The degrees of freedom for the null model are 91 and the objective function was 5.81
The degrees of freedom for the model are 64 and the objective function was 0.4
The number of observations was 1295 with Chi Square = 520.4 with prob < 1e-72
Fit based upon off diagonal values = 0.98
Rotate for more interpretability (purification of components)
pca.hads.varimax <- principal(r = dat.hads, nfactors = 2, n.obs = 1295, covar = F, rotate = "varimax")
pca.hads.varimax
Principal Components Analysis
Call: principal(r = dat.hads, nfactors = 2, rotate = "varimax", n.obs = 1295,
covar = F)
Standardized loadings (pattern matrix) based upon correlation matrix
PC1 PC2 h2 u2
q1 0.33 0.68 0.58 0.42
q2 0.80 0.11 0.65 0.35
q3 0.23 0.77 0.64 0.36
q4 0.67 0.28 0.53 0.47
q5 0.21 0.78 0.65 0.35
q6 0.72 0.29 0.60 0.40
q7 0.47 0.53 0.50 0.50
q8 0.66 0.12 0.45 0.55
q9 0.16 0.77 0.62 0.38
q10 0.63 0.21 0.44 0.56
q11 0.10 0.53 0.29 0.71
q12 0.77 0.20 0.63 0.37
q13 0.21 0.78 0.65 0.35
q14 0.60 0.24 0.42 0.58
PC1 PC2
SS loadings 3.89 3.76
Proportion Var 0.28 0.27
Cumulative Var 0.28 0.55
Proportion Explained 0.51 0.49
Cumulative Proportion 0.51 1.00
Test of the hypothesis that 2 components are sufficient.

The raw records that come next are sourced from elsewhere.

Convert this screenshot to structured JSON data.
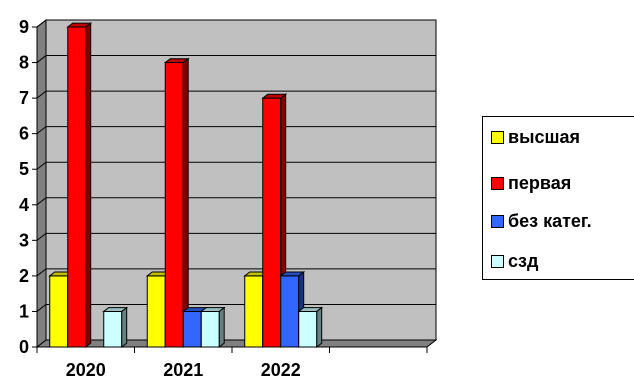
{
  "chart_data": {
    "type": "bar",
    "categories": [
      "2020",
      "2021",
      "2022",
      ""
    ],
    "series": [
      {
        "name": "высшая",
        "values": [
          2,
          2,
          2,
          null
        ],
        "color": "#FFFF00"
      },
      {
        "name": "первая",
        "values": [
          9,
          8,
          7,
          null
        ],
        "color": "#FF0000"
      },
      {
        "name": "без катег.",
        "values": [
          0,
          1,
          2,
          null
        ],
        "color": "#3366FF"
      },
      {
        "name": "сзд",
        "values": [
          1,
          1,
          1,
          null
        ],
        "color": "#CCFFFF"
      }
    ],
    "title": "",
    "xlabel": "",
    "ylabel": "",
    "ylim": [
      0,
      9
    ],
    "yticks": [
      "0",
      "1",
      "2",
      "3",
      "4",
      "5",
      "6",
      "7",
      "8",
      "9"
    ],
    "grid": true,
    "three_d": true,
    "plot_background": "#C0C0C0",
    "legend_position": "right"
  }
}
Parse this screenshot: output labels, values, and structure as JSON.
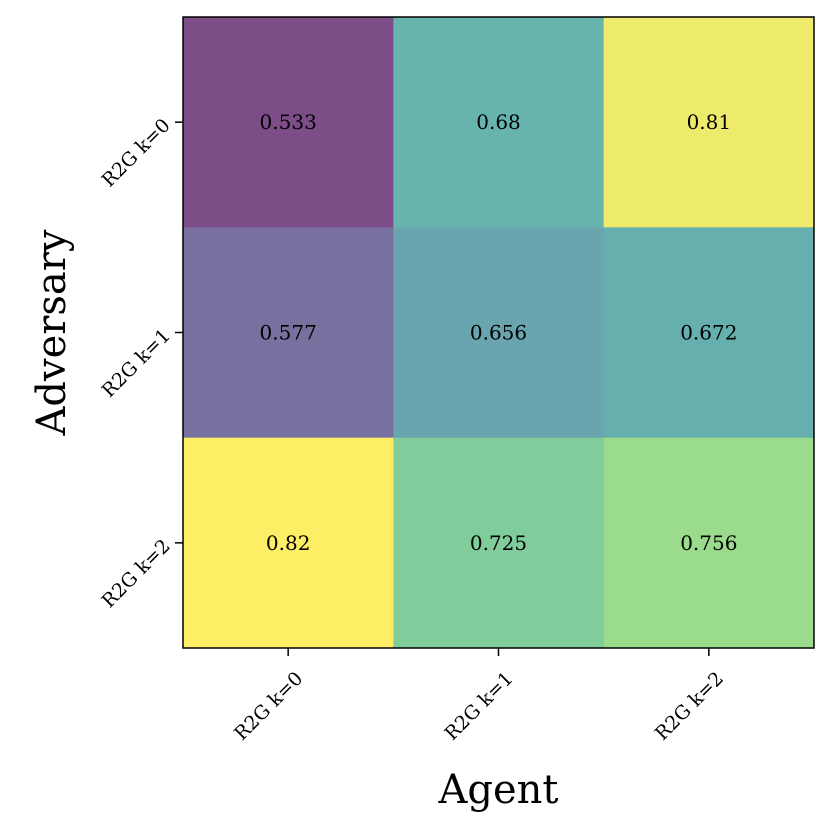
{
  "chart_data": {
    "type": "heatmap",
    "xlabel": "Agent",
    "ylabel": "Adversary",
    "x_categories": [
      "R2G k=0",
      "R2G k=1",
      "R2G k=2"
    ],
    "y_categories": [
      "R2G k=0",
      "R2G k=1",
      "R2G k=2"
    ],
    "values": [
      [
        "0.533",
        "0.68",
        "0.81"
      ],
      [
        "0.577",
        "0.656",
        "0.672"
      ],
      [
        "0.82",
        "0.725",
        "0.756"
      ]
    ],
    "vmin": 0.533,
    "vmax": 0.82,
    "colormap": "viridis",
    "grid": false
  }
}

The degrees of freedom for the null model are 91 and the objective function was 5.81
The degrees of freedom for the model are 64 and the objective function was 0.4
The number of observations was 1295 with Chi Square = 520.4 with prob < 1e-72
Fit based upon off diagonal values = 0.98
The varimax roratation is an orthogonal (avoids correlation) rotation that attempts to purify the component by limiting number of original variables that are highly correlated with each component.
Now PC1 is correlated with even number questions, and PC2 is correlated with odd number questions.